In 1938, the Bishops bought and restored St. Petersburg developer C. Perry Snell's historic Italianate villa at 375 Brightwaters Boulevard in St. Petersburg. Their nearby neighbor was cartoonist Billy DeBeck, who lived within walking distance at 321 Brightwaters Boulevard on Coffee Pot Bayou.

During World War II, Bishop was a Coast Guard pilot, and he later transferred to the Navy, serving in both the Atlantic and Pacific theaters, leaving the service as a lieutenant commander.

Bishop sometimes performed as a drummer. He also emceed charity and benefit shows and gave chalk talks.

Bishop was a fellow of London's Royal Academy of Arts.
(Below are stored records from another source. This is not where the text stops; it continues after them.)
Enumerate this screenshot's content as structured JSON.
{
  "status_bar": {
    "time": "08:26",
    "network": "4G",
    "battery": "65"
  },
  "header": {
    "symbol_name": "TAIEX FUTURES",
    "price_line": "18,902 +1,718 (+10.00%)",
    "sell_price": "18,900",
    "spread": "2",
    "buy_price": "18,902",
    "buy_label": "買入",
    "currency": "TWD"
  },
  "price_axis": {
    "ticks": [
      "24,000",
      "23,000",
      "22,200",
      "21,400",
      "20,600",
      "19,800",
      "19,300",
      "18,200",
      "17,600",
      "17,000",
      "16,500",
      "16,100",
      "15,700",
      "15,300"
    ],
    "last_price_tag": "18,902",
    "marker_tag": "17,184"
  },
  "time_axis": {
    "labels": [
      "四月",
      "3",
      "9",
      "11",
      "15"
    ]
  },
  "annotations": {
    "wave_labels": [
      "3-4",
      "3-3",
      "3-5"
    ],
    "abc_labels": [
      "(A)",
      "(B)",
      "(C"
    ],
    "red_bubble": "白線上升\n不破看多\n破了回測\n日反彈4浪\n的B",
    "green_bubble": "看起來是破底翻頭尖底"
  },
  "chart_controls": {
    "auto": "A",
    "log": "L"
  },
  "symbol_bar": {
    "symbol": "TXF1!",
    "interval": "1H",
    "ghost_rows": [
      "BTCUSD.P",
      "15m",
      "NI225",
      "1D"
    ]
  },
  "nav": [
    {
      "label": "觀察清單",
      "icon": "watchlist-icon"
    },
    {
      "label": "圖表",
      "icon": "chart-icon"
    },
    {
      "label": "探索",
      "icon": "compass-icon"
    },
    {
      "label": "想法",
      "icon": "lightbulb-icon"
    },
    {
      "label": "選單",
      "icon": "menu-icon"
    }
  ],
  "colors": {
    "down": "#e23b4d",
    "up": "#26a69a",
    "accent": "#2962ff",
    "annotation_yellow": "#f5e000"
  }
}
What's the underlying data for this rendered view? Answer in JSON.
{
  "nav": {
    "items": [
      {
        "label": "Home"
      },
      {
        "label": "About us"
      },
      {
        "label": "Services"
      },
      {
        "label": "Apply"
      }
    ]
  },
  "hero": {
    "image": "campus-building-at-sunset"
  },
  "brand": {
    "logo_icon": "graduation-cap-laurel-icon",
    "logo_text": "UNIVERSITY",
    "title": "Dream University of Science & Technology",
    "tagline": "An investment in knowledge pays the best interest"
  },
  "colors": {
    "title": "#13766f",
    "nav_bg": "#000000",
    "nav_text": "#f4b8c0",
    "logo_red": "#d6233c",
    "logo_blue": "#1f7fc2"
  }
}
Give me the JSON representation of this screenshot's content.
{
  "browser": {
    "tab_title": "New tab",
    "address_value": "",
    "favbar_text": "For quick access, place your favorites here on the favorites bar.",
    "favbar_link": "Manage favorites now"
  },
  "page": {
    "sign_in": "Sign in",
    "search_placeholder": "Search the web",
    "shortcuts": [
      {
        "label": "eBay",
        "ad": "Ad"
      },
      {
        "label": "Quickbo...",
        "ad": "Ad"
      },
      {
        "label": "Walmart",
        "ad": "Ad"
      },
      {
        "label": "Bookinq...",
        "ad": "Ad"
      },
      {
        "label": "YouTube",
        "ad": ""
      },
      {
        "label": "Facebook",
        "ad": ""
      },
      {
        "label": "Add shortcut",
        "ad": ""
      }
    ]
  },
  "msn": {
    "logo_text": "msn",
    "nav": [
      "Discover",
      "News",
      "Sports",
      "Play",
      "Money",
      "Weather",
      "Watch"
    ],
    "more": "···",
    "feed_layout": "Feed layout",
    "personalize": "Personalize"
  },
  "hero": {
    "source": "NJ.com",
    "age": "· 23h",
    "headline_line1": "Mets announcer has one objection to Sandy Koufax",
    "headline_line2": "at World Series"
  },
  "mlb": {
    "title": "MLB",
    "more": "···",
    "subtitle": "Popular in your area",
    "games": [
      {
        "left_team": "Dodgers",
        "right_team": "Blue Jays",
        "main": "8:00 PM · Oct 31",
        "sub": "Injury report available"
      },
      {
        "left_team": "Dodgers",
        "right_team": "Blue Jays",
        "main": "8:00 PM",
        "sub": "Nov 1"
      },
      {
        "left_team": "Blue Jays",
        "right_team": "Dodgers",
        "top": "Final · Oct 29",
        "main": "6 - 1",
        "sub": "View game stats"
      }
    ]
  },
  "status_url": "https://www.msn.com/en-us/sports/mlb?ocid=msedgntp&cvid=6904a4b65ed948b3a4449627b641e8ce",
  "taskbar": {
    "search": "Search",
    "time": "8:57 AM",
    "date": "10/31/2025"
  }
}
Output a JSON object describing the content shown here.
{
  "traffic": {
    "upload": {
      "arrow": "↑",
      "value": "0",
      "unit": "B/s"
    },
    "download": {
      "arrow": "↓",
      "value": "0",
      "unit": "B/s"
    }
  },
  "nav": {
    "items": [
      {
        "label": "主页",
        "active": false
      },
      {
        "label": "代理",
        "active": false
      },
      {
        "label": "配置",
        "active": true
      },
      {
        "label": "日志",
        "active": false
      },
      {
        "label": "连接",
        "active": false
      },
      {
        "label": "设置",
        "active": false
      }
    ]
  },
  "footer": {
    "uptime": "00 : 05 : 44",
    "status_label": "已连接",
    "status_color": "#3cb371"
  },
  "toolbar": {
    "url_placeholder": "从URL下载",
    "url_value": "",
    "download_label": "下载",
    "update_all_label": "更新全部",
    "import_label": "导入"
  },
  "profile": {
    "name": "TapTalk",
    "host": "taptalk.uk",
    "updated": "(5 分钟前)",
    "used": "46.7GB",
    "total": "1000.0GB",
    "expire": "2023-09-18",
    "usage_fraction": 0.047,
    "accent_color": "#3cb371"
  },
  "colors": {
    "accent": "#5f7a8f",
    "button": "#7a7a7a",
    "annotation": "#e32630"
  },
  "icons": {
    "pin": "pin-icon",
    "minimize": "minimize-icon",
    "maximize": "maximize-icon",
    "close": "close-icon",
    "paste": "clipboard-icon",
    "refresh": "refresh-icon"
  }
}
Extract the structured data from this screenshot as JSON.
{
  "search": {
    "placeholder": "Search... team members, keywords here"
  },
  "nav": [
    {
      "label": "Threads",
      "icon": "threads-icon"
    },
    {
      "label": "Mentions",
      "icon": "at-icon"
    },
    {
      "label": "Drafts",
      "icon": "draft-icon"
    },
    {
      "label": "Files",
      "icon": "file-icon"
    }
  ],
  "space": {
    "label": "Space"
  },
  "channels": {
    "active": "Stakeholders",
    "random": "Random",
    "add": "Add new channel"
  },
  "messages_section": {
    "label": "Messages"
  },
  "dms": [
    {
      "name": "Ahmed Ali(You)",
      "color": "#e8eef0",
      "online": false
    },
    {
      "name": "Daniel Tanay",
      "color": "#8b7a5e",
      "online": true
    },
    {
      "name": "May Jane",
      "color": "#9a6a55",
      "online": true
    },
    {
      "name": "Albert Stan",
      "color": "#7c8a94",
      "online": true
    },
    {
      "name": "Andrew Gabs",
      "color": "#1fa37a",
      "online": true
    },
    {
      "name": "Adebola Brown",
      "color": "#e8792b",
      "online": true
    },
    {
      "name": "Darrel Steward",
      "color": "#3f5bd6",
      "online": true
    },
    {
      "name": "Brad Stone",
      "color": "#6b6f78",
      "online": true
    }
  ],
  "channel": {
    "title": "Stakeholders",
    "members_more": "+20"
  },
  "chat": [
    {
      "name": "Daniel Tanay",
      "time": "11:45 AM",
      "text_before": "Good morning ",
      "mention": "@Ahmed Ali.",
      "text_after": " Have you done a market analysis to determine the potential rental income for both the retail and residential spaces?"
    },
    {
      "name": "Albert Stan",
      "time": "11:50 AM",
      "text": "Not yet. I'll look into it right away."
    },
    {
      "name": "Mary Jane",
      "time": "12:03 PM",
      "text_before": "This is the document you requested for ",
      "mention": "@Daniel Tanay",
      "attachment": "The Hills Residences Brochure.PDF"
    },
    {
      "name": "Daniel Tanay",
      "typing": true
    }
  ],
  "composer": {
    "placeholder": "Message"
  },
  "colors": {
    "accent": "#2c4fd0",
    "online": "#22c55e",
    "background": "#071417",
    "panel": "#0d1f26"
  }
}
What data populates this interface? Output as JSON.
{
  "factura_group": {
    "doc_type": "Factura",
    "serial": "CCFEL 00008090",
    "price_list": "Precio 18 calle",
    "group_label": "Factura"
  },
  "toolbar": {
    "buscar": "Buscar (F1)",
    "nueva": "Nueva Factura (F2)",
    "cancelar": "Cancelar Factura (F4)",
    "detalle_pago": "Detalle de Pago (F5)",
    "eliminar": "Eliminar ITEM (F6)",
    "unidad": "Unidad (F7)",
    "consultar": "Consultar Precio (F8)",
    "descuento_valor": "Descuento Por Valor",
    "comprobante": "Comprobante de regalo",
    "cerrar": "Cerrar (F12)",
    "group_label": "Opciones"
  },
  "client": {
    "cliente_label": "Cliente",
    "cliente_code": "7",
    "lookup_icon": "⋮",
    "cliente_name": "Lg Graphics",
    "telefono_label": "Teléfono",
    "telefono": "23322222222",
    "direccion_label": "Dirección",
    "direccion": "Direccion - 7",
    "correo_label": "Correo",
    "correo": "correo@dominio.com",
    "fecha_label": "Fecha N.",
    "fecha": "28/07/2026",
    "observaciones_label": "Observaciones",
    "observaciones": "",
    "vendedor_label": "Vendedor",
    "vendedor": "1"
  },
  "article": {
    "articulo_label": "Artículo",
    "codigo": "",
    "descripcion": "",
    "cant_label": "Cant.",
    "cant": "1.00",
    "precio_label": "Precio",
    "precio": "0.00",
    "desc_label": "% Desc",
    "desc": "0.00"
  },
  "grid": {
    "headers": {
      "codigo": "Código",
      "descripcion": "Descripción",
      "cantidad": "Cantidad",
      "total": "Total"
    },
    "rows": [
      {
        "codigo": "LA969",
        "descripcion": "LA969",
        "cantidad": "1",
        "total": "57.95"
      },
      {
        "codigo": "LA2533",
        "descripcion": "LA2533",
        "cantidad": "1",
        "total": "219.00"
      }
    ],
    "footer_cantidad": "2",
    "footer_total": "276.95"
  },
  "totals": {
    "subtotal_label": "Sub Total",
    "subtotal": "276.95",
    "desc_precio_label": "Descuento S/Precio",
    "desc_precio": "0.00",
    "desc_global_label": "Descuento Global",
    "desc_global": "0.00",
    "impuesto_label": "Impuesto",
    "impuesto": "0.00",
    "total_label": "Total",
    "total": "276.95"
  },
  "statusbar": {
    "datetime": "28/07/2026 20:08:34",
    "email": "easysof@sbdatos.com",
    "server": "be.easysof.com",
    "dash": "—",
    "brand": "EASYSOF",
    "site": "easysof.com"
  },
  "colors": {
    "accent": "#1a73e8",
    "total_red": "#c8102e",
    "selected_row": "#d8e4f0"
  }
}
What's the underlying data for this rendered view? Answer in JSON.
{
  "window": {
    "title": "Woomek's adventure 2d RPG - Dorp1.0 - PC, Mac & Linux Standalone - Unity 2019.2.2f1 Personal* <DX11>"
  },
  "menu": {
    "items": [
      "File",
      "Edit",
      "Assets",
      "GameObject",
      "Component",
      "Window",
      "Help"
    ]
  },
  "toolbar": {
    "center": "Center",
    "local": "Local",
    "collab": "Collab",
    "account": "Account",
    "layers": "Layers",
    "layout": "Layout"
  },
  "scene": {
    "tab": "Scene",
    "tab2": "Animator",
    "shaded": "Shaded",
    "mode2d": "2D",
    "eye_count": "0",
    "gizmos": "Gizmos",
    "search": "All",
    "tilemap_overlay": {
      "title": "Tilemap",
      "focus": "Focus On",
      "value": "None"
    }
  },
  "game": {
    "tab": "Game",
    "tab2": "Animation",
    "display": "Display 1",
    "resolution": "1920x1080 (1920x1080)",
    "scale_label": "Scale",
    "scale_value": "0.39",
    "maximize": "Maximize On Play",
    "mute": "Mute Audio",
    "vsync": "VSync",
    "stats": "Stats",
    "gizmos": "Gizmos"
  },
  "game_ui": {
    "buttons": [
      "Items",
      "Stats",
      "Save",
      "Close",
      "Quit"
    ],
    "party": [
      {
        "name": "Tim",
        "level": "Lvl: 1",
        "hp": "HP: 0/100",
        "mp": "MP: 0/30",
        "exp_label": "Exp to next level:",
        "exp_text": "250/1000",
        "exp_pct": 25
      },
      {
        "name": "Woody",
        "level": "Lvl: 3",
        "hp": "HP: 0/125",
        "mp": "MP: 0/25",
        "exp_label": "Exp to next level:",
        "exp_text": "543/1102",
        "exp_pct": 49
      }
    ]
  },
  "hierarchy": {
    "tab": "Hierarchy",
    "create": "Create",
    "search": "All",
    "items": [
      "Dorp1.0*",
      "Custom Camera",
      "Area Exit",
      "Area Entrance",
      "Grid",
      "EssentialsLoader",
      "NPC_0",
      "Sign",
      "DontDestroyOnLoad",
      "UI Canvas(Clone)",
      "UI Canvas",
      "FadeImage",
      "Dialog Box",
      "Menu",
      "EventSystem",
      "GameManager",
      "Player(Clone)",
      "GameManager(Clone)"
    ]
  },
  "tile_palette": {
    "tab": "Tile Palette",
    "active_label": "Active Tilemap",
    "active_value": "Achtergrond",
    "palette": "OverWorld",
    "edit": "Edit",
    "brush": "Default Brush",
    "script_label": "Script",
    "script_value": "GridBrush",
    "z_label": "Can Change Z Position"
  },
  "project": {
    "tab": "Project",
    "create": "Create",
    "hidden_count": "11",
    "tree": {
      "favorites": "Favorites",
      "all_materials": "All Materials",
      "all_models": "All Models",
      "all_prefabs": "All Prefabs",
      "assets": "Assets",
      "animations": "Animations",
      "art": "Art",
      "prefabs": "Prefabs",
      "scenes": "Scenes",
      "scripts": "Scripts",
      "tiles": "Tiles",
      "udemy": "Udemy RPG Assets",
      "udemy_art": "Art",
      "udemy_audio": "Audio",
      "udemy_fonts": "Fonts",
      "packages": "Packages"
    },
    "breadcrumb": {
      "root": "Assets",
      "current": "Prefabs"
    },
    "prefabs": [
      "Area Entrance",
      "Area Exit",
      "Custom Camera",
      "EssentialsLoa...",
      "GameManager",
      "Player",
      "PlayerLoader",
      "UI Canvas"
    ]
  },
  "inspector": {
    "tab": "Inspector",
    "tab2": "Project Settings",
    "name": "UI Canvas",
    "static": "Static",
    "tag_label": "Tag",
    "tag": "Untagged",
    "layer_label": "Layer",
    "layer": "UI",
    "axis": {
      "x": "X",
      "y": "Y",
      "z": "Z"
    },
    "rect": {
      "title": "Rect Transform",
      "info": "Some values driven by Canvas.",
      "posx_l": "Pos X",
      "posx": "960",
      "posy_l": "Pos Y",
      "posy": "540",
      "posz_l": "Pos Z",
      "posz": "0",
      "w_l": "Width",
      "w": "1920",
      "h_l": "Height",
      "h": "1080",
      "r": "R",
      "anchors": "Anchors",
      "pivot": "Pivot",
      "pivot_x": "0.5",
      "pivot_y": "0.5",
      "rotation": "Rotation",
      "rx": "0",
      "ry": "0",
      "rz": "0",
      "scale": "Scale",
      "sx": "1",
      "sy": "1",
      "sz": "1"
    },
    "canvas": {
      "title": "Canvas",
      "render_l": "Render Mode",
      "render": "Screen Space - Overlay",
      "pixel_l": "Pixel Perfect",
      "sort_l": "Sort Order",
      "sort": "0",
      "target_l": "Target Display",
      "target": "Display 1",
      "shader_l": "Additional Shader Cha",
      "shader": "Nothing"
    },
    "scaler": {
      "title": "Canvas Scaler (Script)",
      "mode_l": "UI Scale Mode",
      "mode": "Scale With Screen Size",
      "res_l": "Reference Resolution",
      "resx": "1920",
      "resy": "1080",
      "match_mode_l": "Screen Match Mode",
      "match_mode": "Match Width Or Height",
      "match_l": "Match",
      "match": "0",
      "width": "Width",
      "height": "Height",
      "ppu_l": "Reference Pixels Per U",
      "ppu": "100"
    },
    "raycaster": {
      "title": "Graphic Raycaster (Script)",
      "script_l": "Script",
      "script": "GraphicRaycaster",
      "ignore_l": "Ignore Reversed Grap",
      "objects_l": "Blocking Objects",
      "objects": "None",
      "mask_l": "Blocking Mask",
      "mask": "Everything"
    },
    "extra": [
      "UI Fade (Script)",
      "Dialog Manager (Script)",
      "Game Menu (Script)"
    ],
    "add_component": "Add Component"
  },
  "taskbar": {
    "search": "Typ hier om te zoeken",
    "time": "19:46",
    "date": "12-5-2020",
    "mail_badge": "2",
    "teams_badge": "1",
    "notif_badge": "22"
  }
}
He helped found the St. Petersburg Museum of Fine Arts, and was a member of the National Cartoonists Society and Sigma Delta Chi.

Bishop continued to draw Muggs and Skeeter until 1974, when he retired.

== Death and family ==
He died in 1982. Louise Bishop died in August 2005. Their daughter, Mary Joan Mann, grew up in the Brightwaters house, where she and Sam Mann Jr. had their wedding reception in 1948. A distinctive St. Petersburg landmark, the house sold for $5.1 million in 2006.

== Archives ==
A collection of 450 Mugs and Skeeter original art strips of Bishop's are housed at University of South Florida St. Petersburg in the Special Collections and University Archives of the Nelson Poynter Memorial Library.